Tuesday 23 October 2012

krakow


the stained glass is in the art nouveau style
The only problem with spending a week with my mum and dad in Krakow is that Gayle gets to say, for the following week at least, "You sound just like your dad/mum*" (*delete where applicable).  Of course, at this stage in my life I already know who I take after but I think Gayle forgets.  We have a wonderful time with them, looking in churches (there's a lot of 'em), wandering the streets (there's a lot of 'em), feasting on Polish foods (there's a lot of it).  We have to re-socialize now that we are dining in polite company - on the first night out Gayle has to tug my elbow to stop me from licking my plate clean.

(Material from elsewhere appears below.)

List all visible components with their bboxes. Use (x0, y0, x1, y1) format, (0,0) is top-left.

ice cream is still a Good Thing

Krakow old town has a large medieval square at it's heart, with a grand old market hall in the centre.  There's the requisite castle, the ancient university buildings and some large merchants' houses.  Maybe it's the time of year but it seems very tranquil, although there are plenty of people around.  Probably the fact that most of the centre is closed to traffic - less noise, less stress.  




Aside from wandering the streets of the old town there are other places to visit including the UNESCO-listed salt mine at Wieliczka and Auschwitz.  While the salt mine is a rather jolly outing Auschwitz is an inevitably depressing experience.  The labour camp is now a museum with information and exhibitions about life and death there.  After walking around we had neither the emotional or physical energy to visit Birkenau, which was the extermination camp built close by.  Walking around we were dismayed to keep crossing paths with some young Poles who made jokes and tittered their way around the exhibits - an immature response to the displays and information : the photographs of every inmate up to 1943, with dates showing that rarely did anyone survive there for longer than six months, or the room with a display case of only the hair shorn from the inmates, kept to be sold on.  The museum emphasises the way that Poland was treated by the occupying army - a programme of exploitation, starvation and mistreatment began immediately and educated Poles, community leaders, army officers, were all executed.  It is clear that Poland firmly lays the blame for what happened to the Jews and Roma and other victims on the Germans.  And here was another statistic: an estimated 3 million Poles died during the war.

A counterbalance to all of this misery is the incredible klezmer concert we attended in one of the old synagogues in Kasimierz, which was the Jewish neighbourhood.  Four young Polish musicians, led by an accordionist, perform a collection of traditional and new  music.  It's loud, sad, raucous jazz.  Wonderful stuff.